Handling negative emotions

I was corresponding with someone recently about the Impostor Syndrome, the feeling some people have that their successes are due to luck or oversight and that they’re likely to be identified as a fraud and cast out at any moment.

It’s not unusual even for those of us who don’t have a regular problem with Impostor Syndrome to have those feelings from time to time. When I was in high school, I auditioned on bass clarinet for the All New England Music Festival, an event that accepts only the most skilled and able high school musicians. My rehearsals with my accompanyist leading up to the audition were terrible: I wasn’t practicing consistently, and the audition piece was naturally very difficult. I practiced very hard for the last couple of days, but the chance of avoiding extreme embarrassment seemed low. I obsessed about the audition, showed up at the appointed time, went in … and nailed it. I played the piece magnificently. My accompanyist looked at me as though I had grown antennae. I got the highest score of any bass clarinetist who auditioned (admittedly, not as difficult as being the best flutist or trumpet player, but not easy either) and had my pick of positions at the event.

Of course, I felt like a complete impostor. When I arrived at New Englands, I more or less held my own, but I wasn’t as good as the other bass clarinetists there and clearly hadn’t practiced as much, either. For years I regarded that audition as a fluke. It wasn’t until very recently I understood what had really happened.

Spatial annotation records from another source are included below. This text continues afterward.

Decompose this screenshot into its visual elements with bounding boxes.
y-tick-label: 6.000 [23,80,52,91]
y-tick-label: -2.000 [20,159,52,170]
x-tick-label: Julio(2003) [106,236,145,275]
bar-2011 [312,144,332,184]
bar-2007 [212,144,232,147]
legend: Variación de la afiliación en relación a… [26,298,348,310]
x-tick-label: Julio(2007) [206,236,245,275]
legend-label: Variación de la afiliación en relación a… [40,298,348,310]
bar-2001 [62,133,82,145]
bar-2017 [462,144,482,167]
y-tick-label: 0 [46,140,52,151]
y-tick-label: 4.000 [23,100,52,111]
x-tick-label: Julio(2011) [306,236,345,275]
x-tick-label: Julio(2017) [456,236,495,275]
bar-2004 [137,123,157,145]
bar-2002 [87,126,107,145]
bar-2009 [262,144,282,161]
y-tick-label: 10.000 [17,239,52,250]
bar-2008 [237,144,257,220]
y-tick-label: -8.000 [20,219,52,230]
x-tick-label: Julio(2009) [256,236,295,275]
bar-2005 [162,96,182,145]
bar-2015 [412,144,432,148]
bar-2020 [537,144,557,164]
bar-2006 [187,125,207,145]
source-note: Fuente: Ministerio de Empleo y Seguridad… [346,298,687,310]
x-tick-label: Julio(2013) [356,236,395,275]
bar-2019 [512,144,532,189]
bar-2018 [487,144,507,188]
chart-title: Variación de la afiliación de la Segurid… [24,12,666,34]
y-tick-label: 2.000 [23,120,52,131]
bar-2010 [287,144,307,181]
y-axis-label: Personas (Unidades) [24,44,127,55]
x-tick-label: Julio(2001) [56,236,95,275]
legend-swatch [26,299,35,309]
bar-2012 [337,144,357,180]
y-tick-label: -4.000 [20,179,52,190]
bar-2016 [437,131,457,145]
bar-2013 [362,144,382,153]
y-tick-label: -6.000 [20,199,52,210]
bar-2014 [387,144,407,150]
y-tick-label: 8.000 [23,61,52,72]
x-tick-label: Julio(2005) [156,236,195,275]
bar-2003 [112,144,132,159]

The key realization was that usually when you’re credited with doing something, it’s because you actually did it. At the audition where I got the great score for my playing, I actually played that well. That was not a fluke in the sense that it is impossible to accidentally play a complicated piece on the bass clarinet well. What probably happened was that I immersed myself so much in desperate practice those last few days that I got into a flow state regarding my playing and was able to play at the very peak of my ability–whereas those who had been practicing all along wouldn’t have needed to obsess over the last couple of days. About 16 years later, I attended the New England Folk Festival (NEFFA) in Natick, Massachusetts and did barely anything but play musicĀ for two days. By the second day, I was playing far better than I thought I possibly could, because again I had reached that flow state.

So the fact that I happened to be in that flow state at the time of the audition was a bit of a fluke: I hadn’t been trying for it or even known it existed. But the fact that I was capable of that flow state was no fluke at all. I had, after all, been practicing for years, and had enough love of music to put my heart into it sometimes. Was there luck involved? Yes. In an entirely just world (which of course we don’t live in), would I have been the top-ranked bass clarinetists at New Englands that year? Heck no. But could I under the right circumstances actually play that well? Yes. The things we accomplish rarely fall into our laps.

That’s the irony of Impostor Syndrome, actually: fear of being found out sometimes drives people to work much harder to “cover” for their “shortcomings,” which means they get better and better at the things they think they’re being overappreciated at. As Geoff Colvin and others explain very well, the people who do really well at things are the ones who practice the most.

The question becomes not one of how much we deserve for what we’ve done so far, but instead how we can repeat and build on our best successes in the past.